Alice breathed deeply through her nostrils. Some of the anger she’d felt that night was coming back, and for a brief moment she could feel Gina’s flesh between her teeth. “They kept accusing me, and I got upset. We were in the backyard and I decided to just leave. Gina ran over and grabbed me, and I just took her hand and bit it. I wanted her to let go of me, and it worked.”

“But Gina came back that night. She came here and tried to talk with you some more, right?”

“I already told the other policeman all about that. Gina was drunk. She came to apologize and wanted to go swimming as a way to restart our friendship, or something. I told her I didn’t want to, and she left. That’s all that happened.”

“You didn’t go swimming with her?”

“No. I stayed here. If I’d gone swimming with her she probably wouldn’t have drowned. Does her mother think I went swimming with her?”

Instead of answering, the detective asked, “Why didn’t you tell us the whole story when Officer Wilson first questioned you?”

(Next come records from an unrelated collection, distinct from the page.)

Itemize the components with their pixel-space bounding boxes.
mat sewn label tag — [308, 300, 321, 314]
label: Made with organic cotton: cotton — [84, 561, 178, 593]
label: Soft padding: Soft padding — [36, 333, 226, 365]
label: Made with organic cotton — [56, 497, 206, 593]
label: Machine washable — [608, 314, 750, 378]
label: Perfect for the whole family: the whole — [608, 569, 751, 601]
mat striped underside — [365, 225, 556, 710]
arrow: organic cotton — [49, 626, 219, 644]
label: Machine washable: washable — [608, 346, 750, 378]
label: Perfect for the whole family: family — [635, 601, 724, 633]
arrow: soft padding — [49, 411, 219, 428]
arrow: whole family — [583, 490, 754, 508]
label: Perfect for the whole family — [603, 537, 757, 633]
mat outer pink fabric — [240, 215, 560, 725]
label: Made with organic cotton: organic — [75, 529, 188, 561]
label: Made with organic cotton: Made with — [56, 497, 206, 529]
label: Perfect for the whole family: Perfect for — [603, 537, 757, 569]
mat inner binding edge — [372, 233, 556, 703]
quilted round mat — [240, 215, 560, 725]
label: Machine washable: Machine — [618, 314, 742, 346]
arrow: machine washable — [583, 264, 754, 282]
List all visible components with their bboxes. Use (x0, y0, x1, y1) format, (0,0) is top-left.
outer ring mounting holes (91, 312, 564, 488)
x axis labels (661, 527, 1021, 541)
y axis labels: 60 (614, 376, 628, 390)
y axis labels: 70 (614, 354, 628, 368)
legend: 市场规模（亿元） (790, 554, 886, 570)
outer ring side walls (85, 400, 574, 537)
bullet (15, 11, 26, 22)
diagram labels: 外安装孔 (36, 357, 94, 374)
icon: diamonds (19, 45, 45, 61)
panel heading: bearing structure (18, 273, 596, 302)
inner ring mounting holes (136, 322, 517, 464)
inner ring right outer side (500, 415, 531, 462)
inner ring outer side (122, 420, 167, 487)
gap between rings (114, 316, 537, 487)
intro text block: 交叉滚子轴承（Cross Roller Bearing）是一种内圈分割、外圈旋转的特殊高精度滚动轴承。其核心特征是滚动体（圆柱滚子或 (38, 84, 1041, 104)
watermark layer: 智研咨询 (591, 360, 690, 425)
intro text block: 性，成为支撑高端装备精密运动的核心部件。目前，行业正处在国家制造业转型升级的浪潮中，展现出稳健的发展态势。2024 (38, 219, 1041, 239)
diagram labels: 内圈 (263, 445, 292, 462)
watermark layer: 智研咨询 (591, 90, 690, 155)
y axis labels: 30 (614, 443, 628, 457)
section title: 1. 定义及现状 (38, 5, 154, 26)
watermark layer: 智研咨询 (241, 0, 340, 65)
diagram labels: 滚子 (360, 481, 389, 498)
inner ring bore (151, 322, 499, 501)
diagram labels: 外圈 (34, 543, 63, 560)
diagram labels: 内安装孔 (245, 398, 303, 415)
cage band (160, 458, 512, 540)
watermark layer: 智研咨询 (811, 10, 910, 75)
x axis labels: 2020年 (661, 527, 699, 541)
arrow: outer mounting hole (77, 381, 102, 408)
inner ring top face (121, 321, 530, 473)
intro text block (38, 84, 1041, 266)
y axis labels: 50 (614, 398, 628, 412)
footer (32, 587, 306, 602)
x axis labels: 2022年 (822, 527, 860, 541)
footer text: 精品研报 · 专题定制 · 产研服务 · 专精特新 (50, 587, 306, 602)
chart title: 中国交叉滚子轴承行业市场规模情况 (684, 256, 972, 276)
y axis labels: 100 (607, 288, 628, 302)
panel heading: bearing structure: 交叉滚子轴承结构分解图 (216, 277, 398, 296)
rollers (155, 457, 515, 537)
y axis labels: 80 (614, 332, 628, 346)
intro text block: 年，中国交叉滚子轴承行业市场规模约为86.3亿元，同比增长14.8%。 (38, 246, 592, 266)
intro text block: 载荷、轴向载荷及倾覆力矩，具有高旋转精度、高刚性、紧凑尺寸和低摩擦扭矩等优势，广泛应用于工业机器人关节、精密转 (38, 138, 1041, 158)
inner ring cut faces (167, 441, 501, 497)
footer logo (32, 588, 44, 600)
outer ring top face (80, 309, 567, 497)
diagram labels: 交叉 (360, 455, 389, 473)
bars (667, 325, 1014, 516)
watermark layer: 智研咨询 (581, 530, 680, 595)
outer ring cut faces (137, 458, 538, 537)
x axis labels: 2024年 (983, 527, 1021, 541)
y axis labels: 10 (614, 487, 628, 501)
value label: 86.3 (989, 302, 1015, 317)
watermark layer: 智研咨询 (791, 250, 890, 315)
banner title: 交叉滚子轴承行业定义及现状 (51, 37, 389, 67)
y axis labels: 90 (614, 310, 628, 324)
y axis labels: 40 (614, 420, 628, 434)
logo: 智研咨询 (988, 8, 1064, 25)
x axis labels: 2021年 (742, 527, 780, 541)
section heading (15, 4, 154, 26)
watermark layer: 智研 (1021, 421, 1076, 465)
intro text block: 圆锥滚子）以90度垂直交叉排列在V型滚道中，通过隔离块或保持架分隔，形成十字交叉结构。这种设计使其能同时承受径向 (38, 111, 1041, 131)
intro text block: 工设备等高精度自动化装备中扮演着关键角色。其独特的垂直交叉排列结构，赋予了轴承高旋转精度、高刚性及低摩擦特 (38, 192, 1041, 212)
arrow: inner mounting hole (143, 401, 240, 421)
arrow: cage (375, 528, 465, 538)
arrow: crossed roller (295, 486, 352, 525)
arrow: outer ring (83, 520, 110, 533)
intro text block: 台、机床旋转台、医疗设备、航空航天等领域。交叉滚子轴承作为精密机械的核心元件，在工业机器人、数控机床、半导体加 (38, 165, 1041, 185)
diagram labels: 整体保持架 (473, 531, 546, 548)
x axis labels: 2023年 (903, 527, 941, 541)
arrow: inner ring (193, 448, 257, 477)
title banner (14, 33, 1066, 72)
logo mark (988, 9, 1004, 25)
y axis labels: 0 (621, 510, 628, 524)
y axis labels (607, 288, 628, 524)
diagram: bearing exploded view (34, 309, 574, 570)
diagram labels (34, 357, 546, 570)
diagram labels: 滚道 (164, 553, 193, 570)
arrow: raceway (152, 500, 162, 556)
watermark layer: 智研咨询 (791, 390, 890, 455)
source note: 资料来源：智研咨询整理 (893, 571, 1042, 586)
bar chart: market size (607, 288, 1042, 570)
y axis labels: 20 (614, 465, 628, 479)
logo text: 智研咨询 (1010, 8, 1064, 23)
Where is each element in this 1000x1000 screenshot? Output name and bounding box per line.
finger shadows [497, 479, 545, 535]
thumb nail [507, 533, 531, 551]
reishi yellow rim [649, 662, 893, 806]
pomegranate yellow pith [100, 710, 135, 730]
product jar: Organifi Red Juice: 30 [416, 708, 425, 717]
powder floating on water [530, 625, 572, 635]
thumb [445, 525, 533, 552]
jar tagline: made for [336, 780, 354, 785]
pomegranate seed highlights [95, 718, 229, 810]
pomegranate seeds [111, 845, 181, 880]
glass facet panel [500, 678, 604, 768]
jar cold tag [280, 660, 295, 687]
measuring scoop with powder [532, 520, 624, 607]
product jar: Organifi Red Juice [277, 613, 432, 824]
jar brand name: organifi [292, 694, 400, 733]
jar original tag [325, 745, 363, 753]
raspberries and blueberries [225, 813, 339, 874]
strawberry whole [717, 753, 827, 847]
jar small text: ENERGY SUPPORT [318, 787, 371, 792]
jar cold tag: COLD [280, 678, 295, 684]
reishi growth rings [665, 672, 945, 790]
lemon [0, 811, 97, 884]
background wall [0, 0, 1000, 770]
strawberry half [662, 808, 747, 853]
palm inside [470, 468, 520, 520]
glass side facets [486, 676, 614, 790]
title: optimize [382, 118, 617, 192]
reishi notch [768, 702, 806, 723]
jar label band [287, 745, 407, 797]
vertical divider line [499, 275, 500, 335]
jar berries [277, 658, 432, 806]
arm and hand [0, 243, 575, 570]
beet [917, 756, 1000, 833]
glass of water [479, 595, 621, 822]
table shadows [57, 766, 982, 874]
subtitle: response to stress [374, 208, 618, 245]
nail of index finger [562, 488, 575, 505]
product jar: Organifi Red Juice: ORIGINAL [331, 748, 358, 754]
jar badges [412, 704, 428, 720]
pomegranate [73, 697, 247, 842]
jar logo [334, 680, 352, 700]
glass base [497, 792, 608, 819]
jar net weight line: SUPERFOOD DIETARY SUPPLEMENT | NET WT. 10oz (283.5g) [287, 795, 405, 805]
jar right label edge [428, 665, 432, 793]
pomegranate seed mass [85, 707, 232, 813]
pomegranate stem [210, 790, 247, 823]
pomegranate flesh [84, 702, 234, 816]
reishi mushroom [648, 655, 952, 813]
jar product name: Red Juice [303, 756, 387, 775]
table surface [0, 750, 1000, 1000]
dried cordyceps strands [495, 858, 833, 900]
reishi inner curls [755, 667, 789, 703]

“I told you, because I hadn’t told Jake about what Gina and her mother were saying. I didn’t want to upset him. And it had nothing to do with what happened later. I’m sorry, I should have told you, but I didn’t.”

“That’s okay, Alice,” the detective said, and looked as though she was about to stand.

“So you don’t need my teeth . . . you don’t need to use your . . .”

“I don’t, not if you’re telling me that it was you who left the bite mark on Gina’s hand.” She stood, glancing toward Jake, then back to Alice.

“What does Gina’s mother think? Does she think I had something to do with what happened to Gina?” Alice asked.

“She’s pretty upset. She says that Gina hated swimming, and would never have gone swimming alone in the middle of the night, especially with her hand the way it was.”